A word about the IFR altitudes as they relate to the airplane's course: Lately, ATC seems to be assigning altitudes that are contrary to the AIM. When the course is 0 to 179, the altitude for IFR should be an odd thousand. Otherwise it is an even thousand. Our on course heading was 220 and the AIM says we should fly an even thousand. I was assigned 5000'. I don't know if this is something ATC is doing to help them separate controlled aircraft from non-controlled planes, but I'd sure like to know. Coming back, they did the same thing. Course was about 010, but we were given 4000'.

Anyway, we heard lots of radio traffic and had conflicting traffic called out to us by ATC several times, but we never saw it.

About 30 miles out from LAL, Tampa approach told us to descend to 3000 and reminded me that we would need to cancel IFR for the Lake Parker VFR arrival. He also asked if I was familiar with the special procedures. I explained that I had flown the arrival last year, had the current NOTAM with me and had thoroughly read it and would comply. A little time went by and I could see Lake Parker in the distance. At about 20 miles, ATC vectored me towards Lake Parker and I canceled IFR.

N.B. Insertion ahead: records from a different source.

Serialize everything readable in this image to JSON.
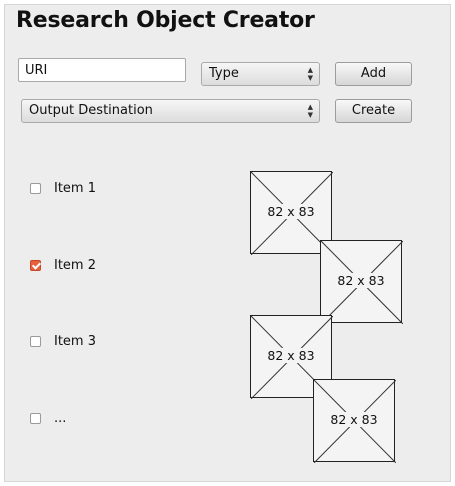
{
  "title": "Research Object Creator",
  "form": {
    "uri_value": "URI",
    "type_select": "Type",
    "add_label": "Add",
    "output_select": "Output Destination",
    "create_label": "Create"
  },
  "items": [
    {
      "label": "Item 1",
      "checked": false
    },
    {
      "label": "Item 2",
      "checked": true
    },
    {
      "label": "Item 3",
      "checked": false
    },
    {
      "label": "...",
      "checked": false
    }
  ],
  "images": [
    {
      "label": "82 x 83"
    },
    {
      "label": "82 x 83"
    },
    {
      "label": "82 x 83"
    },
    {
      "label": "82 x 83"
    }
  ],
  "colors": {
    "checked": "#e8603c"
  }
}
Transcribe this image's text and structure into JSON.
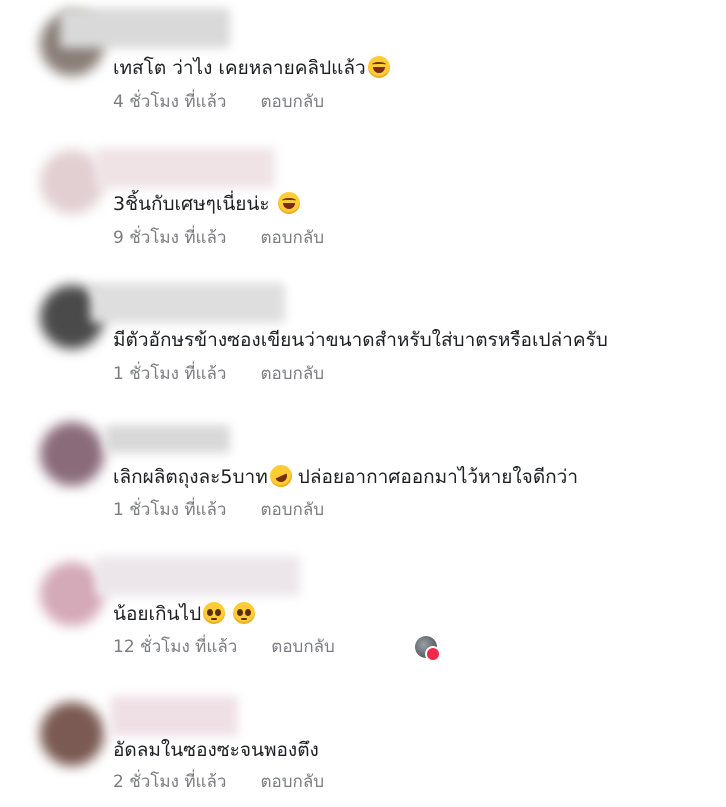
{
  "comments": [
    {
      "text": "เทสโต ว่าไง เคยหลายคลิปแล้ว",
      "emoji": "laugh",
      "time": "4 ชั่วโมง ที่แล้ว",
      "reply": "ตอบกลับ"
    },
    {
      "text": "3ชิ้นกับเศษๆเนี่ยน่ะ ",
      "emoji": "laugh",
      "time": "9 ชั่วโมง ที่แล้ว",
      "reply": "ตอบกลับ"
    },
    {
      "text": "มีตัวอักษรข้างซองเขียนว่าขนาดสำหรับใส่บาตรหรือเปล่าครับ",
      "emoji": "",
      "time": "1 ชั่วโมง ที่แล้ว",
      "reply": "ตอบกลับ"
    },
    {
      "text_a": "เลิกผลิตถุงละ5บาท",
      "emoji": "rofl",
      "text_b": " ปล่อยอากาศออกมาไว้หายใจดีกว่า",
      "time": "1 ชั่วโมง ที่แล้ว",
      "reply": "ตอบกลับ"
    },
    {
      "text": "น้อยเกินไป",
      "emoji": "plead",
      "time": "12 ชั่วโมง ที่แล้ว",
      "reply": "ตอบกลับ"
    },
    {
      "text": "อัดลมในซองซะจนพองตึง",
      "emoji": "",
      "time": "2 ชั่วโมง ที่แล้ว",
      "reply": "ตอบกลับ"
    }
  ],
  "colors": {
    "text": "#1c1e21",
    "meta": "#7a7c80",
    "heart": "#f0284a"
  }
}
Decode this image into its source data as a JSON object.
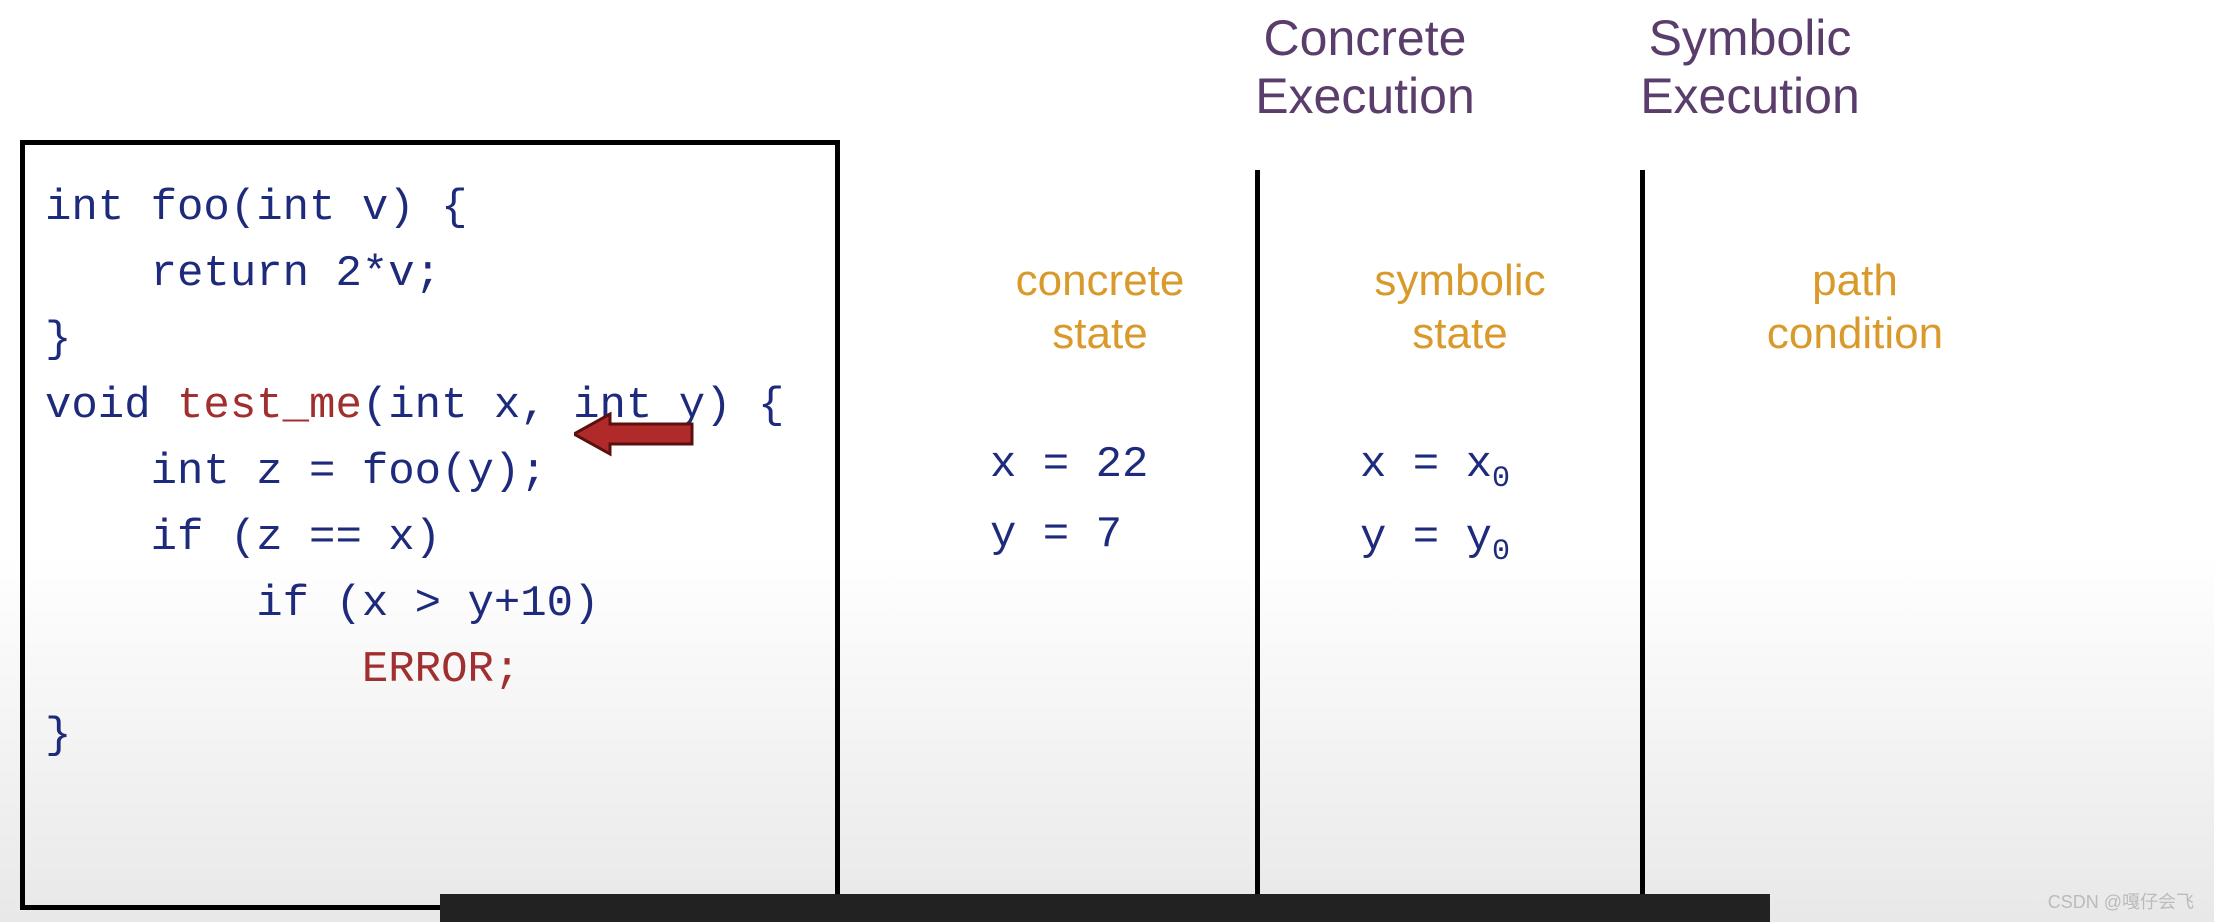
{
  "code": {
    "foo_sig": "int foo(int v) {",
    "foo_body": "    return 2*v;",
    "foo_end": "}",
    "blank": "",
    "test_sig_pre": "void ",
    "test_sig_fn": "test_me",
    "test_sig_post": "(int x, int y) {",
    "l_z": "    int z = foo(y);",
    "l_if1": "    if (z == x)",
    "l_if2": "        if (x > y+10)",
    "l_err_indent": "            ",
    "l_err": "ERROR;",
    "test_end": "}"
  },
  "headers": {
    "concrete_title1": "Concrete",
    "concrete_title2": "Execution",
    "symbolic_title1": "Symbolic",
    "symbolic_title2": "Execution"
  },
  "labels": {
    "concrete_state1": "concrete",
    "concrete_state2": "state",
    "symbolic_state1": "symbolic",
    "symbolic_state2": "state",
    "path_cond1": "path",
    "path_cond2": "condition"
  },
  "concrete_state": {
    "x": "x = 22",
    "y": "y = 7"
  },
  "symbolic_state": {
    "x_pre": "x = x",
    "x_sub": "0",
    "y_pre": "y = y",
    "y_sub": "0"
  },
  "path_condition": "",
  "watermark": "CSDN @嘎仔会飞",
  "chart_data": {
    "type": "table",
    "title": "Concolic execution initial state",
    "columns": [
      "concrete state",
      "symbolic state",
      "path condition"
    ],
    "rows": [
      {
        "concrete state": "x = 22",
        "symbolic state": "x = x0",
        "path condition": ""
      },
      {
        "concrete state": "y = 7",
        "symbolic state": "y = y0",
        "path condition": ""
      }
    ],
    "current_line": "int z = foo(y);"
  }
}
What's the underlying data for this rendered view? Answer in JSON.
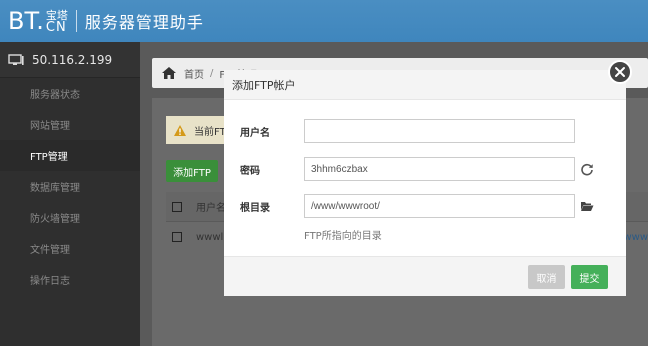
{
  "header": {
    "logo_bt": "BT.",
    "logo_cn_top": "宝塔",
    "logo_cn_bottom": "CN",
    "title": "服务器管理助手"
  },
  "sidebar": {
    "server_ip": "50.116.2.199",
    "items": [
      {
        "label": "服务器状态",
        "active": false
      },
      {
        "label": "网站管理",
        "active": false
      },
      {
        "label": "FTP管理",
        "active": true
      },
      {
        "label": "数据库管理",
        "active": false
      },
      {
        "label": "防火墙管理",
        "active": false
      },
      {
        "label": "文件管理",
        "active": false
      },
      {
        "label": "操作日志",
        "active": false
      }
    ]
  },
  "main": {
    "breadcrumb": {
      "home": "首页",
      "separator": "/",
      "current": "FTP管理"
    },
    "warning_text": "当前FT",
    "add_ftp_label": "添加FTP",
    "table": {
      "header_user": "用户名",
      "row_user": "wwwl",
      "row_link_partial": "/www"
    }
  },
  "modal": {
    "title": "添加FTP帐户",
    "username_label": "用户名",
    "username_value": "",
    "password_label": "密码",
    "password_value": "3hhm6czbax",
    "rootdir_label": "根目录",
    "rootdir_value": "/www/wwwroot/",
    "hint": "FTP所指向的目录",
    "cancel_label": "取消",
    "submit_label": "提交"
  },
  "colors": {
    "header_blue": "#3f86bd",
    "submit_green": "#45b05a",
    "addftp_green": "#3a8f3a",
    "sidebar_bg": "#2f2f2f"
  }
}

We then tuned and listened to the arrival ATIS and then tuned to the approach freq. They were holding planes at Lake Parker. This means that planes must circle the lake in single file around and around until the controller on the ground starts pulling them off for the final approach. I descended to the published pattern altitude of 1200 feet as this would make the other traffic that was presumably at the correct pattern altitude easier to see. I turned the plane so I would arrive East of the power plant and adjusted my speed down to the 100 knots specified in the notam. As we closed on Lake Parker, I could see many planes in the holding pattern. What a mess! I saw the line of planes all nose to tail and picked my spot at the end of the line. ATC called for a yellow high wing to continue westward and follow the procedure. He then pulled a Mooney out of the hold. This was the plane directly in front of me. ATC then said, "Blue, low-wing following the Mooney, rock your wings. I rocked them with gusto and was pleased to hear, "Continue westward behind the Mooney. You're number three to land!" Timing is everything!

I followed the Mooney who was following the Cub. Neither aircraft was following the publishe procedure that called for following I-4 after crossing Lake Parker. They were going due west until they saw the towers, turned left and headed to the airport. The Cub was lost. Not only could he not maintain the specified 100 knots, he didn't even make his downwind turn when ATC told him to. The Mooney started out about 300 feet above pattern altitude and then descended well below patter. We were both having a hard time following the Cub. He was too slow and I had to put out two notches of flaps to be slow enough not to overtake him. Even so, I needed to make S turns to keep from overtaking the Mooney.

This time they were landing planes to the west - the opposite of last years pattern. I followed the Mooney who turned downwind when instructed. The cub continued to the runway. I was told to follow the Mooney.

As I made my base turn, ATC had managed to route the CUB into my path again, but this time he was behind the Mooney. The Cub was instructed to land on the Green dot, but this yahoo clearly had not read the NOTAM. He was going to land well before, but ATC caught him and he managed to make a decent landing. I was told to land on the Orange dot - about 1000' closer than the Green dot. No problem, greased another landing!